Observers have long noted Dostum's tendency to kill opponents even after they were captured and disarmed. And a team of investigators from the UN and US-based Physicians for Human Rights were here earlier this week investigating evidence that Dostum's troops may have massacred or suffocated Taliban troops after they surrendered last November.
Dostum said he wasn't sure if every awful detail in the stories of rape, murder, and theft were true, but told commanders they should listen anyway and stop the abuse of civilians under their helm.
"After today, if anybody creates problems in my name or in the name of [the other warlords], we will not let them stay in this province. We will unite against them and we will call him the friend of Al Qaeda and the Taliban," said Dostum, a burly, thick-mustached man.
"I am dying of these accusations from the international community. 'What is happening in Mazar with these mass killing? Why are you so cruel?' " he complained, mimicking the questions he has been fielding. "If any one of my commanders commits these kind of acts, I will kill him tomorrow."
These many not sound like the words of a kinder, gentler warlord, but the intent to turn over a new leaf seems genuine. Just a day earlier, Dostum signed an agreement with General Muhammed with whom Dostum's men were engaged in battles just a week ago to remove all heavy artillery, machines guns, and ammunition from Mazar-e Sharif and move them to military garrisons, and to create a combined, 600-member multiethnic force to police the city, with an eye toward discouraging abuses of minority groups.
Dostum was already such a key figure in the anti-Taliban resistance that interim government Chairman Hamid Karzai appointed him deputy defense minister last December, and just recently made Dostum his special envoy to the north.
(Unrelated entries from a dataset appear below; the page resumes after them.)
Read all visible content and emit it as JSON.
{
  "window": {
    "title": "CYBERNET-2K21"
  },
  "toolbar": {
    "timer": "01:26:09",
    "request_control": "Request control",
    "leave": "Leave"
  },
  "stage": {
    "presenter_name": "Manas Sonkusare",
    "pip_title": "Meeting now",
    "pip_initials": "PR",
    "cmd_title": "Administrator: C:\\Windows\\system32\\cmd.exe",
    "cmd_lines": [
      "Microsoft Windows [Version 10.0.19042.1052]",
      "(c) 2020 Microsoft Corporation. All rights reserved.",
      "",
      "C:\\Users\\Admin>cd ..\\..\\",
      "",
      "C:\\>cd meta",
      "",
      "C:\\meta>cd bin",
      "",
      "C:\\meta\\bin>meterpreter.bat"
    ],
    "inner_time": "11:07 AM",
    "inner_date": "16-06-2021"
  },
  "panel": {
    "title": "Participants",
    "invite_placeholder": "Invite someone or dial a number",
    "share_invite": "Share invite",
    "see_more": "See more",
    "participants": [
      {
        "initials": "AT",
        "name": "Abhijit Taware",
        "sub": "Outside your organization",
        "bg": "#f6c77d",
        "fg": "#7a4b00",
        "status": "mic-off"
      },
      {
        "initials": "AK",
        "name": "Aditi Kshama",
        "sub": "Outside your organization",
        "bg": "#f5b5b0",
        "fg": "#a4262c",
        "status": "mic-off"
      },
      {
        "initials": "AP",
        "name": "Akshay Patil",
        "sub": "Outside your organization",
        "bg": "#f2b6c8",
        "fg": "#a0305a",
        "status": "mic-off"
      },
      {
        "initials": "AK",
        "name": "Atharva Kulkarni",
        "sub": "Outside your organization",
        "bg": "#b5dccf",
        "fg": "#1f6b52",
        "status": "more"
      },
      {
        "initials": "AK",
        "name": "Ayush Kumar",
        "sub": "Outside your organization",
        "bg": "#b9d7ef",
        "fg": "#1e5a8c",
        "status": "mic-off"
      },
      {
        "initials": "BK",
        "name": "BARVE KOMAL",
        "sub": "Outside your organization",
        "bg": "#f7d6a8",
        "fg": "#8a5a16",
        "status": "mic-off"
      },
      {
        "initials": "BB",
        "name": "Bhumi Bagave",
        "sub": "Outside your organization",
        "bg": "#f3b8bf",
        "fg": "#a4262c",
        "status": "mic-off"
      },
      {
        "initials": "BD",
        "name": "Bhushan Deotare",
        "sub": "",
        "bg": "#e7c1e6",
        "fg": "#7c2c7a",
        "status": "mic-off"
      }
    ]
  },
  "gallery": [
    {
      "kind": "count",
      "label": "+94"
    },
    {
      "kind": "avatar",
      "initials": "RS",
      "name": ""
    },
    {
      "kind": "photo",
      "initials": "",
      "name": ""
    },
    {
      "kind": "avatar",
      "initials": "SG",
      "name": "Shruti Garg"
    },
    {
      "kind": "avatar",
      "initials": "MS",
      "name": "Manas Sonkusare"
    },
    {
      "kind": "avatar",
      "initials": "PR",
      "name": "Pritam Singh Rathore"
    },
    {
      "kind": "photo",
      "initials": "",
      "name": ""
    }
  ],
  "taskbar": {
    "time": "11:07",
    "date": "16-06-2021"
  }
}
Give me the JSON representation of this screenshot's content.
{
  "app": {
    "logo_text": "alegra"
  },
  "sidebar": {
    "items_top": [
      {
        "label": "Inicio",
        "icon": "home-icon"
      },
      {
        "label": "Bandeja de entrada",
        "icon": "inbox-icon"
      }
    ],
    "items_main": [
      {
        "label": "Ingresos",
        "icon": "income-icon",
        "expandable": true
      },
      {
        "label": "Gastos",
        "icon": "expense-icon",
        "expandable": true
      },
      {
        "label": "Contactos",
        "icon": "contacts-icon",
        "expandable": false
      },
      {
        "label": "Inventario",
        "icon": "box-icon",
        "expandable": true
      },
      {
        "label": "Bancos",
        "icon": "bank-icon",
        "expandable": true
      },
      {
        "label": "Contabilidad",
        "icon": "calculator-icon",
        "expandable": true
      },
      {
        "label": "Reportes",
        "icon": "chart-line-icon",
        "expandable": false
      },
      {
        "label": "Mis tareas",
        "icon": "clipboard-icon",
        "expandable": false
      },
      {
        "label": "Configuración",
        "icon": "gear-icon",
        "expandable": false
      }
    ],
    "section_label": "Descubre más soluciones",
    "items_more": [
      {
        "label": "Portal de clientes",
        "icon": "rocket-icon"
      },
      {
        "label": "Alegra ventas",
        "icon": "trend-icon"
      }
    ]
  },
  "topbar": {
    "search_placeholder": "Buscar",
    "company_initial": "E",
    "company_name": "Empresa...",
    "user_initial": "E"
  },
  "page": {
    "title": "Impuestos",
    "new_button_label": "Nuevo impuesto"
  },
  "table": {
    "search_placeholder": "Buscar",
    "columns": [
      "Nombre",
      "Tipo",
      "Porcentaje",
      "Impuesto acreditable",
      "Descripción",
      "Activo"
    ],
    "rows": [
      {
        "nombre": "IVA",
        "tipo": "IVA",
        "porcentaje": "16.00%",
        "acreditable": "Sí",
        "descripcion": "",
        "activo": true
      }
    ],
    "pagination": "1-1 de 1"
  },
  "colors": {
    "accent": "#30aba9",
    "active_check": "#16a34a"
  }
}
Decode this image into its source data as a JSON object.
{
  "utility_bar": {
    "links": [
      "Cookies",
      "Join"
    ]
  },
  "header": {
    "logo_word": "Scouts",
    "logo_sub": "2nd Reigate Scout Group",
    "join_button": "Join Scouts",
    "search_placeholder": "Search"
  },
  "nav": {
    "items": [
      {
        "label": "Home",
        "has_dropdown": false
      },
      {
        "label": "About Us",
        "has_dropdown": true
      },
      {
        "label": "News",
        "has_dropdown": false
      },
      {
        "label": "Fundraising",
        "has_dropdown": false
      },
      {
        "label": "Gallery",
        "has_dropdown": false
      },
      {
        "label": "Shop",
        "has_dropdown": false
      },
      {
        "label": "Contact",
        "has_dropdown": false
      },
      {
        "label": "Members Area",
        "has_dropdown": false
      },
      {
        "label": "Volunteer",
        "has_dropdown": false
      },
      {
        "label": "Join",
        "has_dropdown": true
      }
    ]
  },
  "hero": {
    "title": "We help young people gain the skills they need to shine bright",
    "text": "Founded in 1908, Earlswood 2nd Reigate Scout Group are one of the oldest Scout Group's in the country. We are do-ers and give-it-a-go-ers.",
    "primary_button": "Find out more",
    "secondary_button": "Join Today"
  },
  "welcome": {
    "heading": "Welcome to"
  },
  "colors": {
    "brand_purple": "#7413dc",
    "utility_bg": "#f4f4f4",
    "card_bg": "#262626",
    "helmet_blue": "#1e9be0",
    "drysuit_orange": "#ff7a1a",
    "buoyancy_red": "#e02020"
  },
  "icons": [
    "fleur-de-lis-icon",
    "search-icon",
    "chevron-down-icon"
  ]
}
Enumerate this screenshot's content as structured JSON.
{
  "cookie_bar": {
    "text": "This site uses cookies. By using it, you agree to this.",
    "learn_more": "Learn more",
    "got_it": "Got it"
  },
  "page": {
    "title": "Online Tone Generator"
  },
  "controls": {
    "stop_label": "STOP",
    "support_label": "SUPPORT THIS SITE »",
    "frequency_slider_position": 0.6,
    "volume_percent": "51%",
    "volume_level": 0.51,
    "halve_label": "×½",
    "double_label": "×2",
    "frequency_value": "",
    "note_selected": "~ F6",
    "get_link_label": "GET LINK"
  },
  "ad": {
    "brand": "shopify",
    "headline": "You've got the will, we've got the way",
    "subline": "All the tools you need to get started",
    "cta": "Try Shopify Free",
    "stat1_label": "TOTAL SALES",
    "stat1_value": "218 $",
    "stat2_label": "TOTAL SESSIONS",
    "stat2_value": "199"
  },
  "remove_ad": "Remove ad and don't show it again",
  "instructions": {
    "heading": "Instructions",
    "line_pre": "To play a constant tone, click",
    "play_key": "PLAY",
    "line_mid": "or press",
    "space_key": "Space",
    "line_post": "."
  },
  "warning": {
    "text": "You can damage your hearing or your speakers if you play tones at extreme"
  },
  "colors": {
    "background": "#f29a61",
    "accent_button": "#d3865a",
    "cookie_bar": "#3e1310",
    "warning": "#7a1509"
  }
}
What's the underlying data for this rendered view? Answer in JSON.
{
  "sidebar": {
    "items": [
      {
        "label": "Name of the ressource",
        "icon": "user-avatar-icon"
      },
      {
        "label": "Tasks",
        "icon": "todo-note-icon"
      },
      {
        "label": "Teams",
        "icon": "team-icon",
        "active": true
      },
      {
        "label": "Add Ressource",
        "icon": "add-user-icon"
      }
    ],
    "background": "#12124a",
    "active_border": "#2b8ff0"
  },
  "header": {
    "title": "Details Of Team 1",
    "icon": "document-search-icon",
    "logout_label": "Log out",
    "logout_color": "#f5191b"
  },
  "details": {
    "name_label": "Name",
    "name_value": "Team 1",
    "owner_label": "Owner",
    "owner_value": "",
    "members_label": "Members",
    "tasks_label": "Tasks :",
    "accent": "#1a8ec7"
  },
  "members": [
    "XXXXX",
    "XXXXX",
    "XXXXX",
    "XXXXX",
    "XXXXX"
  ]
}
Now, instead of shying away from the accusations a team of forensic investigators were here earlier this week to investigate allegations of mass graves from the time of the Taliban's retreat Dostum is trying to get neighborhood warlords to recognize that the world is watching. "You must be careful in the future. These are very dangerous men," he said of the investigators who carried out the report. "They can take you to an international court of justice if they can prove your actions."